Reverted, will send out another change to fix the warning

clang-tools-extra/clangd/ParsedAST.cpp
429

Added a FIXME. Does something similar need to be done for MainFileMacros?

kadircet accepted this revision.Aug 9 2021, 12:03 PM

thanks, lgtm!

clang-tools-extra/clangd/ParsedAST.cpp
429

we already handle macros today in https://github.com/llvm/llvm-project/blob/main/clang-tools-extra/clangd/Preamble.cpp#L208. we just need to handle pragma mark in the callbacks and generate the relevant patch.

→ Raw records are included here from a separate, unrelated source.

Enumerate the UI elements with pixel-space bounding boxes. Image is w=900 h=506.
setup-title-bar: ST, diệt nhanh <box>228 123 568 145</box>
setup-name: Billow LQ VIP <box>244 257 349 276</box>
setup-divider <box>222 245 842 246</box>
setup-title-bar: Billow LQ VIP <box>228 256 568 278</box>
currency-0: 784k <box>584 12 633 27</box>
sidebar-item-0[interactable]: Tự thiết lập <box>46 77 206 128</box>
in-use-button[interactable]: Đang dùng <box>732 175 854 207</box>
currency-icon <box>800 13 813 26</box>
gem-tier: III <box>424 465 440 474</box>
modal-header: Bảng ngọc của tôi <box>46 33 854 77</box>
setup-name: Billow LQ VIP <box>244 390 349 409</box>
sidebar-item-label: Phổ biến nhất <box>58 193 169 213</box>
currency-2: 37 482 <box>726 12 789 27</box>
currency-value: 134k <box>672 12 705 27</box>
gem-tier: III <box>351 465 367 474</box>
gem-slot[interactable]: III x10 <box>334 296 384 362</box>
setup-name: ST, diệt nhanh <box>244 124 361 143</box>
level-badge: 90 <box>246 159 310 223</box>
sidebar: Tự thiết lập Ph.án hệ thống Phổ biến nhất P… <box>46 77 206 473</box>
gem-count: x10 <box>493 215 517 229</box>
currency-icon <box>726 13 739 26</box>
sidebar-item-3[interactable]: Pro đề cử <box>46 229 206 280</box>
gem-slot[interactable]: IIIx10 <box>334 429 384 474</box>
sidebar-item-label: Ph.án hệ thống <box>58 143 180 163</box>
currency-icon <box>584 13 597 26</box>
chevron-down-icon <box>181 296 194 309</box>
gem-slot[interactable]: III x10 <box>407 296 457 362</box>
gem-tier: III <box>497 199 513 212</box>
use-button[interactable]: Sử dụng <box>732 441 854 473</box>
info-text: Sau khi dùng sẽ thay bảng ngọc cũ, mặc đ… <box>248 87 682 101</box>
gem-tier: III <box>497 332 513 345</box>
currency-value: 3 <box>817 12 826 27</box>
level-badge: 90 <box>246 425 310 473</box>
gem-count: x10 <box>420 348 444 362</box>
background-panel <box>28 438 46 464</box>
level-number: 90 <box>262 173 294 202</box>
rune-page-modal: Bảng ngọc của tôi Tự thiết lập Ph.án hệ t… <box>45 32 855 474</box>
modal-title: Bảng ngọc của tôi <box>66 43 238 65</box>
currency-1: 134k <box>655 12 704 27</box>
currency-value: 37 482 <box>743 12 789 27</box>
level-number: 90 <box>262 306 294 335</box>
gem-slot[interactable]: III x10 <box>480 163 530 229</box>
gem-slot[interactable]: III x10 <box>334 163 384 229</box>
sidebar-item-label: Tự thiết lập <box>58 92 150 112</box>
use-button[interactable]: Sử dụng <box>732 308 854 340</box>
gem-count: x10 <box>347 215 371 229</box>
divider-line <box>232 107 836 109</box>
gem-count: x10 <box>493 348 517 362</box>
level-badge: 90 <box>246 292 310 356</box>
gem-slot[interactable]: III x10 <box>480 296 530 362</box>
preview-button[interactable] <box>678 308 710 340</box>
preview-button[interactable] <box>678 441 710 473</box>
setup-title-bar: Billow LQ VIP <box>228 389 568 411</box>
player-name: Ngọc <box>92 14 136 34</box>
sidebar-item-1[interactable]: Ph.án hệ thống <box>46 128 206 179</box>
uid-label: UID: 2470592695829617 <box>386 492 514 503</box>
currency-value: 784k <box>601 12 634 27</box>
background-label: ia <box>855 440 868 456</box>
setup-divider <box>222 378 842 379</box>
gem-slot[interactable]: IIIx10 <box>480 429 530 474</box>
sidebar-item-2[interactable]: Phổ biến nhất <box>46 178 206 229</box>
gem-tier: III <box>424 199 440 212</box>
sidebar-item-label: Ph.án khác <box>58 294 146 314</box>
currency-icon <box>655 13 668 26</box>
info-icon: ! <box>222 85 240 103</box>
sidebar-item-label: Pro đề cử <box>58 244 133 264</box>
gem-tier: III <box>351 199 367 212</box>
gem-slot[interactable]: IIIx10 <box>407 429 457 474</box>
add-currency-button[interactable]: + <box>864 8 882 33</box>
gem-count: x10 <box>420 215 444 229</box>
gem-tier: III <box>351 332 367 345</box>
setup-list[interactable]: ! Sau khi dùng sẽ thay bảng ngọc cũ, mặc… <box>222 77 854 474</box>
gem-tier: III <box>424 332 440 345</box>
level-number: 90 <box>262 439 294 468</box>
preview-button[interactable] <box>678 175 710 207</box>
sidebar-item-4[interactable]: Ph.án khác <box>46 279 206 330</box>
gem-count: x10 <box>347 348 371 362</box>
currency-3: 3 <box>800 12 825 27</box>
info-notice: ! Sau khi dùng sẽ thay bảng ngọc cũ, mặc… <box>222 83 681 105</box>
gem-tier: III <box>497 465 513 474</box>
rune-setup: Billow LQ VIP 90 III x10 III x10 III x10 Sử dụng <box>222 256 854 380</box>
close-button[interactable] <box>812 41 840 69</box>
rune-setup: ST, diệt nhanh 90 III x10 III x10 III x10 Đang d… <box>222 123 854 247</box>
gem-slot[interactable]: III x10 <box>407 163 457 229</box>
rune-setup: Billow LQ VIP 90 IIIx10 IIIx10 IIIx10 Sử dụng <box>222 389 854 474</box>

clang-tools-extra/clangd/unittests/FindSymbolsTests.cpp
1100

nit: drop AllOf

1102

nit: drop AllOf

This revision is now accepted and ready to land.Aug 9 2021, 12:03 PM
dgoldman updated this revision to Diff 365273.Aug 9 2021, 12:58 PM
dgoldman marked 2 inline comments as done.

Remove unnecessary AllOf

dgoldman updated this revision to Diff 365277.Aug 9 2021, 1:05 PM

Remove more AllOfs

This revision was landed with ongoing or failed builds.Aug 9 2021, 2:07 PM
This revision was automatically updated to reflect the committed changes.
This revision is now accepted and ready to land.Aug 10 2021, 6:26 AM
This revision was automatically updated to reflect the committed changes.